Un «soutien budgétaire direct»
La banque centrale poursuivra ses efforts pour soutenir l'économie, mais un «soutien budgétaire direct» pourrait également s’avérer nécessaire, a lancé Jerome Powell, message qu’il ne cesse de répéter depuis des mois, tout comme sa consoeur européenne Christine Lagarde.
Pour 2020, la Fed a revu en hausse ses prévisions, tablant sur une contraction de 3,7% du produit intérieur brut (PIB) américain, au lieu de la baisse de 6,5% anticipée jusqu'à présent. L’inflation est pour sa part attendue à 1,2% en 2020 et ne devrait pas atteindre l’objectif des 2% avant 2023. Les prévisions publiées en juin dernier couvraient une période plus restreinte courant jusqu'à la fin 2022.
Au cours des deux prochaines années, la reprise pourrait toutefois s’avérer moins rapide que prévu, selon la Fed, qui vise désormais une croissance de 4% en 2021 et de 3% en 2022, au lieu de +5% et +3,5% jusqu'à présent. Ces nouvelles projections intègrent l’hypothèse d’un nouveau plan de relance budgétaire, même si des questions demeurent sur l’ampleur et le calendrier de ce dernier, a souligné Jerome Powell.
Après la forte contraction d’activité du printemps pendant la période de confinement, l'économie américaine a connu ces derniers mois un rebond plus marqué que ce qu’avait anticipé la Fed en juin. Le taux de chômage est notamment tombé à 8,4% en août, alors que la Fed s’attendait à le voir se maintenir entre 9% et 10% jusqu’au quatrième trimestre.
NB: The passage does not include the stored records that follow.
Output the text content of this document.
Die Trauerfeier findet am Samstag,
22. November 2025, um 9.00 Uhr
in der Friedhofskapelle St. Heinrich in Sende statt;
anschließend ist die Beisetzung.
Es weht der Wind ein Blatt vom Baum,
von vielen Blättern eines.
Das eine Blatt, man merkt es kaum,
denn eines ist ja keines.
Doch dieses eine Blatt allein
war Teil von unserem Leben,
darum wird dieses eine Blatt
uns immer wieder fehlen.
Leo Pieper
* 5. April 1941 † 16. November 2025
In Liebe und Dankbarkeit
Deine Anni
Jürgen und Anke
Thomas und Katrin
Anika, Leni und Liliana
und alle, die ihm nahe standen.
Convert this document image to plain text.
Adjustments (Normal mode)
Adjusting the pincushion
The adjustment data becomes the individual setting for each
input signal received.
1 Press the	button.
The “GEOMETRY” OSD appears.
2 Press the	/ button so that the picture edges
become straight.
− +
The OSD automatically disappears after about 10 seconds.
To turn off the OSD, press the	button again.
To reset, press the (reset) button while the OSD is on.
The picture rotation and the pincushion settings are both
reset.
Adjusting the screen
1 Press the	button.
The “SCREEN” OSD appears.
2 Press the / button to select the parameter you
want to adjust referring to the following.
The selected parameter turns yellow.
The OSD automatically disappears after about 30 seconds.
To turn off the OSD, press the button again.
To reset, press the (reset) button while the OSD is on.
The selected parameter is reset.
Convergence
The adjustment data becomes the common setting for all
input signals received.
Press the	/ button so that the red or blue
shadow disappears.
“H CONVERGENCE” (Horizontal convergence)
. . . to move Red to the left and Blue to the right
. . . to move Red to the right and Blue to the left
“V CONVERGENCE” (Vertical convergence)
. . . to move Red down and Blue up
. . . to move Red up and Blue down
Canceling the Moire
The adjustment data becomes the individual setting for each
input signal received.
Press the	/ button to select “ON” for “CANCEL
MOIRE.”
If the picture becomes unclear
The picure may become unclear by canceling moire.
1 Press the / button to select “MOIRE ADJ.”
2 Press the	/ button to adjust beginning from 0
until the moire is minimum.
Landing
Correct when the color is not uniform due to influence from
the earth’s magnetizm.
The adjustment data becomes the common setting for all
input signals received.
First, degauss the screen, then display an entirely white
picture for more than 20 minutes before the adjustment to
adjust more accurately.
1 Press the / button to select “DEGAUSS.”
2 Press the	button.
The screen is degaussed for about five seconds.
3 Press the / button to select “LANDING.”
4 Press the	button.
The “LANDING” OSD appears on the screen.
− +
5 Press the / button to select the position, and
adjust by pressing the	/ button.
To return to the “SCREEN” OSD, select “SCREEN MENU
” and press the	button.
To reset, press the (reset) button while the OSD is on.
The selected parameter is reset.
L’institution vise désormais un taux de chômage de 7,6% à la fin de l’année.
Nouvelle stratégie face à l’inflation
La Fed a comme prévu maintenu ses taux dans une fourchette comprise entre 0 et 0,25% mercredi, et a confirmé qu’elle conserverait des taux quasi nuls tant que l'économie américaine n’aurait pas clairement surmonté la crise actuelle et que l’inflation n’aurait pas renoué avec son objectif annuel de 2%.
Cette remontée des prix, qui dépendra de l'état du marché du travail, pourrait prendre plusieurs années, les dernières projections de la Fed tablant sur une inflation de 1,8% en 2022 et de 2% seulement en 2023.
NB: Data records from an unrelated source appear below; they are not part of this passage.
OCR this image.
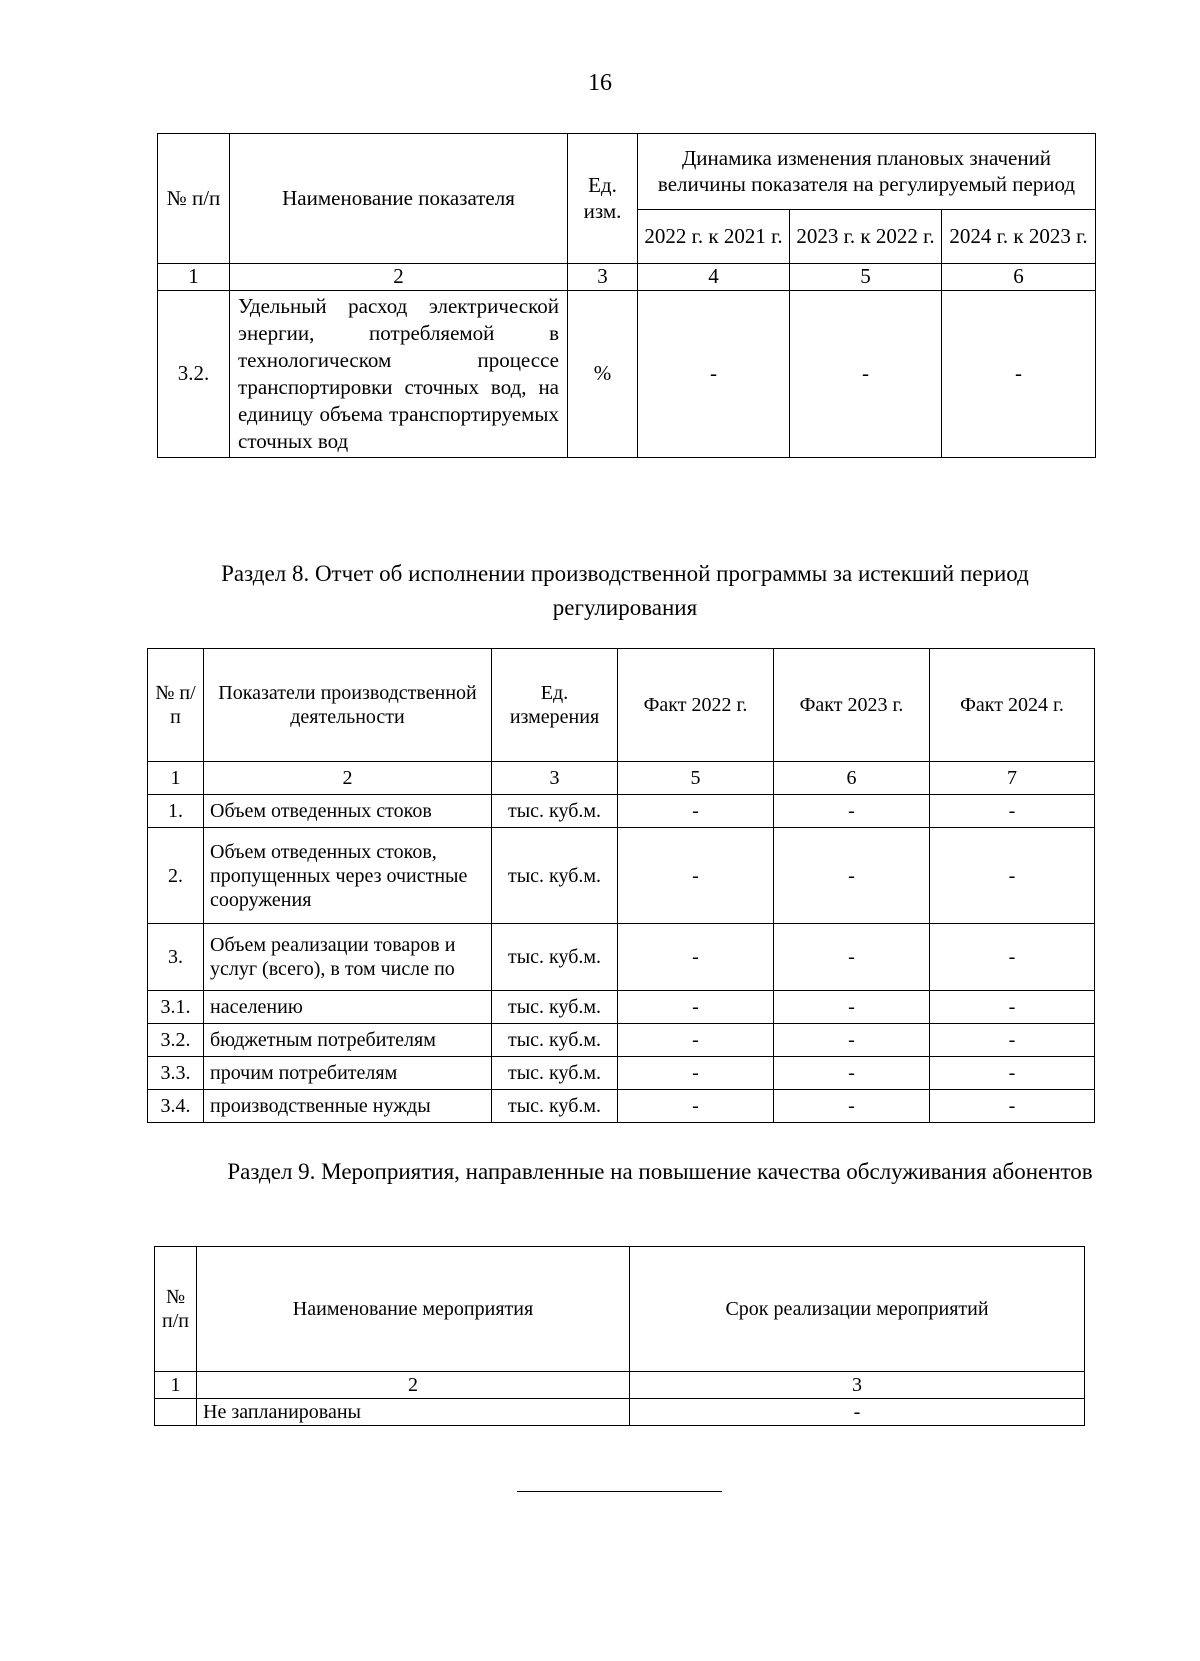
16
№ п/п	Наименование показателя	Ед. изм.	Динамика изменения плановых значений величины показателя на регулируемый период		
			2022 г. к 2021 г.	2023 г. к 2022 г.	2024 г. к 2023 г.
1	2	3	4	5	6
3.2.	Удельный расход электрической энергии, потребляемой в технологическом процессе транспортировки сточных вод, на единицу объема транспортируемых сточных вод	%	-	-	-
Раздел 8. Отчет об исполнении производственной программы за истекший период регулирования
№ п/п	Показатели производственной деятельности	Ед. измерения	Факт 2022 г.	Факт 2023 г.	Факт 2024 г.
1	2	3	5	6	7
1.	Объем отведенных стоков	тыс. куб.м.	-	-	-
2.	Объем отведенных стоков, пропущенных через очистные сооружения	тыс. куб.м.	-	-	-
3.	Объем реализации товаров и услуг (всего), в том числе по	тыс. куб.м.	-	-	-
3.1.	населению	тыс. куб.м.	-	-	-
3.2.	бюджетным потребителям	тыс. куб.м.	-	-	-
3.3.	прочим потребителям	тыс. куб.м.	-	-	-
3.4.	производственные нужды	тыс. куб.м.	-	-	-
Раздел 9. Мероприятия, направленные на повышение качества обслуживания абонентов
№ п/п	Наименование мероприятия	Срок реализации мероприятий
1	2	3
	Не запланированы	-
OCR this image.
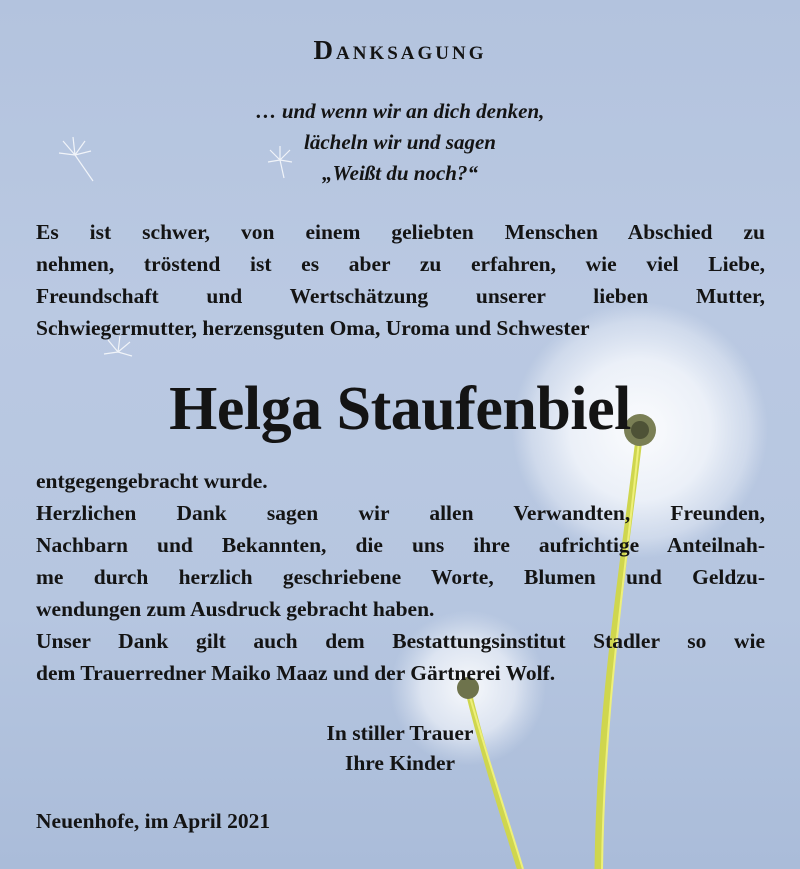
Danksagung
… und wenn wir an dich denken,
lächeln wir und sagen
„Weißt du noch?“
Es ist schwer, von einem geliebten Menschen Abschied zu
nehmen, tröstend ist es aber zu erfahren, wie viel Liebe,
Freundschaft und Wertschätzung unserer lieben Mutter,
Schwiegermutter, herzensguten Oma, Uroma und Schwester
Helga Staufenbiel
entgegengebracht wurde.
Herzlichen Dank sagen wir allen Verwandten, Freunden,
Nachbarn und Bekannten, die uns ihre aufrichtige Anteilnah-
me durch herzlich geschriebene Worte, Blumen und Geldzu-
wendungen zum Ausdruck gebracht haben.
Unser Dank gilt auch dem Bestattungsinstitut Stadler so wie
dem Trauerredner Maiko Maaz und der Gärtnerei Wolf.
In stiller Trauer
Ihre Kinder
Neuenhofe, im April 2021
La Fed a adopté en août une nouvelle stratégie en matière de hausse des prix pour tenir compte des périodes prolongées de faible inflation observées ces dernières années. La banque prévoit désormais de laisser filer l’inflation temporairement au-dessus de son objectif de 2% afin de compenser les périodes prolongées de faible hausse des prix.
«Ces changements clarifient notre engagement en faveur d’un horizon temporel plus long», a déclaré Jerome Powell.
L’objectif de 2% d’inflation par an est maintenu mais doit désormais être compris comme une moyenne, ce qui devrait conduire à un assouplissement de la politique monétaire américaine sur le long terme. Une telle évolution vise à soutenir le marché de l’emploi qui constitue avec l’inflation l’un des deux mandats de la banque centrale.
La Fed conserve pour objectif un taux annuel d’inflation de 2% dans le cadre de sa stratégie, mais la banque centrale a précisé fin août qu’elle «cherch[ait] à atteindre une inflation moyenne de 2% au fil du temps».
La banque centrale a par ailleurs indiqué mercredi qu’elle maintiendrait ses rachats d’actifs à un rythme inchangé. La Fed a lancé en mars un vaste programme de rachat d’obligations du Trésor et de titres obligataires afin de stabiliser les marchés financiers et d’injecter des liquidités face aux tensions provoquées par l'épidémie de coronavirus.
Depuis la mi-juin, le montant de ces rachats a été de 80 milliards de dollars par mois pour les obligations du Trésor et de 40 milliards de dollars par mois pour les titres hypothécaires.